Plasma glucose concentrations and transplacental glucose transport as functions of gestational age in pregnant sheep (10). Upper panel: Plasma glucose concentration tends to decrease in fetal sheep (-o-) over the second half of gestation relative to the maternal plasma glucose concentration (-∙-). This increases the maternal-fetal plasma glucose concentration gradient or the driving force for transplacental glucose transfer (—). Middle panel: Placental-to-fetal glucose transfer (PGT) increases about 8-fold over this same period. This increase in transport largely reflects transport capacity, shown by the increasing slope of PGT as gestational age increases. Bottom panel: At mid gestation, most of PGT is due to the maternal-fetal glucose concentration gradient whereas by term, the placental transport capacity for glucose accounts for most of PGT. Reproduced with permission from Hay, W. W. Jr. Nutrition and development of the fetus: carbohydrate and lipid metabolism. In Walker, W. A., Watkins, J. B., Duggan C. P. (eds.), Nutrition in Pediatrics (Basic Science and Clinical Applications), 3^rd Edition, BC Decker Inc Publisher, Hamilton, Ontario, Canada, pp 449–470, 2003 (10). Adapted from Molina RD, Meschia G, Battaglia FC, Hay WW Jr. Maturation of placental glucose transfer capacity in the ovine pregnancy. Am J Physiol 1991;261:R697–704 (11).

Fig. 3

Glucose stimulated insulin secretion as a function of sustained normal, increased, or decreased plasma glucose concentrations in fetal sheep (27).

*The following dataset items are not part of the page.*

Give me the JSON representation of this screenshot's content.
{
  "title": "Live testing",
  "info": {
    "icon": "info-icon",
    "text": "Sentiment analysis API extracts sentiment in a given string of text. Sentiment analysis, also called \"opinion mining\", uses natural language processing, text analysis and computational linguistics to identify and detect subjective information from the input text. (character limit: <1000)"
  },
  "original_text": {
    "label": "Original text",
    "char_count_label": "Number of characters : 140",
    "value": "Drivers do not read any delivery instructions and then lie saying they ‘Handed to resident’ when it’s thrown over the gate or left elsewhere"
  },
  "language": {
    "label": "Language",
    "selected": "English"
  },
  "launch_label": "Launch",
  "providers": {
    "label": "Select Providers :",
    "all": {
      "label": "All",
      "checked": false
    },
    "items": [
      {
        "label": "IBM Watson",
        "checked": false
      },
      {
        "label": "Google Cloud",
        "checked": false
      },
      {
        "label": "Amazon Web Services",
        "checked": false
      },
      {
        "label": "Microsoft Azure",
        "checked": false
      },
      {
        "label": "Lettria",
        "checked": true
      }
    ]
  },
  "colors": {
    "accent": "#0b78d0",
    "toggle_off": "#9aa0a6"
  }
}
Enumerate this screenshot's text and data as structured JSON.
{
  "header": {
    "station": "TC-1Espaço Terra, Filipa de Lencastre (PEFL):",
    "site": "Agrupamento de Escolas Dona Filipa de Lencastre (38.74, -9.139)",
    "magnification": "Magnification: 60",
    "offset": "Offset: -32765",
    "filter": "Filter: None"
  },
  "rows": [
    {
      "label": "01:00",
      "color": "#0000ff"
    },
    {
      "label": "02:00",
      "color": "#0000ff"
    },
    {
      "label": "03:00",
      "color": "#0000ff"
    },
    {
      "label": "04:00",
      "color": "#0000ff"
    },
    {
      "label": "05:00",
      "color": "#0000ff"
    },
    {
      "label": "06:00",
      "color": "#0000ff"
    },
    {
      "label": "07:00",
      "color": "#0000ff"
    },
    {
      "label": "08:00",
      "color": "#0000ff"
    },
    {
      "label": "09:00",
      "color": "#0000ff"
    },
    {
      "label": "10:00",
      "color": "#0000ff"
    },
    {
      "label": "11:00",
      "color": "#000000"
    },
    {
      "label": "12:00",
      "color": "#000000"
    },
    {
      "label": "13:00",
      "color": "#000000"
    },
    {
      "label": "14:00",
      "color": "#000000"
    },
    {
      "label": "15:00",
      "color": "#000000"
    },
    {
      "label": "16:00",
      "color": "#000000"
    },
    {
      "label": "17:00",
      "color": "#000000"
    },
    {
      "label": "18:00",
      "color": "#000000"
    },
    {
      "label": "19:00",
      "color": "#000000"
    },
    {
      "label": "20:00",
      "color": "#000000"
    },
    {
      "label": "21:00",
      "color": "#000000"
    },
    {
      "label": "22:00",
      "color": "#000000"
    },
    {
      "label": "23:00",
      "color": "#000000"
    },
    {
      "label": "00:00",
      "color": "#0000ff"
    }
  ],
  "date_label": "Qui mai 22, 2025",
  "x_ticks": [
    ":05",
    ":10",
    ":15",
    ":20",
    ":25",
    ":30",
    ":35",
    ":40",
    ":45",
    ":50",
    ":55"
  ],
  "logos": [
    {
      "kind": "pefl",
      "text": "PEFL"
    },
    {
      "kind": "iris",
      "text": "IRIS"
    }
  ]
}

Four groups of fetal sheep were studied by hyperglycemic glucose clamp technique after each group had been maintained at a unique plasma glucose concentration for 12 days: v¯ = control fetuses; ○ = fetuses that were markedly and consistently hyperglycemic (about twice normal); • = fetuses that were mildly hyperglycemic but had 3 pulses of marked hyperglycemia lasting 60 minutes each during a 24 hour period; □ = Hypoglycemic fetuses that had a plasma glucose about 50% of normal. A. fetal arterial blood glucose concentrations in 4 groups of fetal sheep during a 120 minute hyperglycemic glucose clamp. Values from 30–120 min are significantly different (P < 0.01) among all groups. B: fetal arterial plasma insulin concentrations in the same 4 groups of animals during the 120 min hyperglycemic glucose clamps. Values are means ± SEM. Reproduced with permission from Carver et al. Am J Physiol 271 (Endocrinol Metab 34):E865–E871, 1996 (27).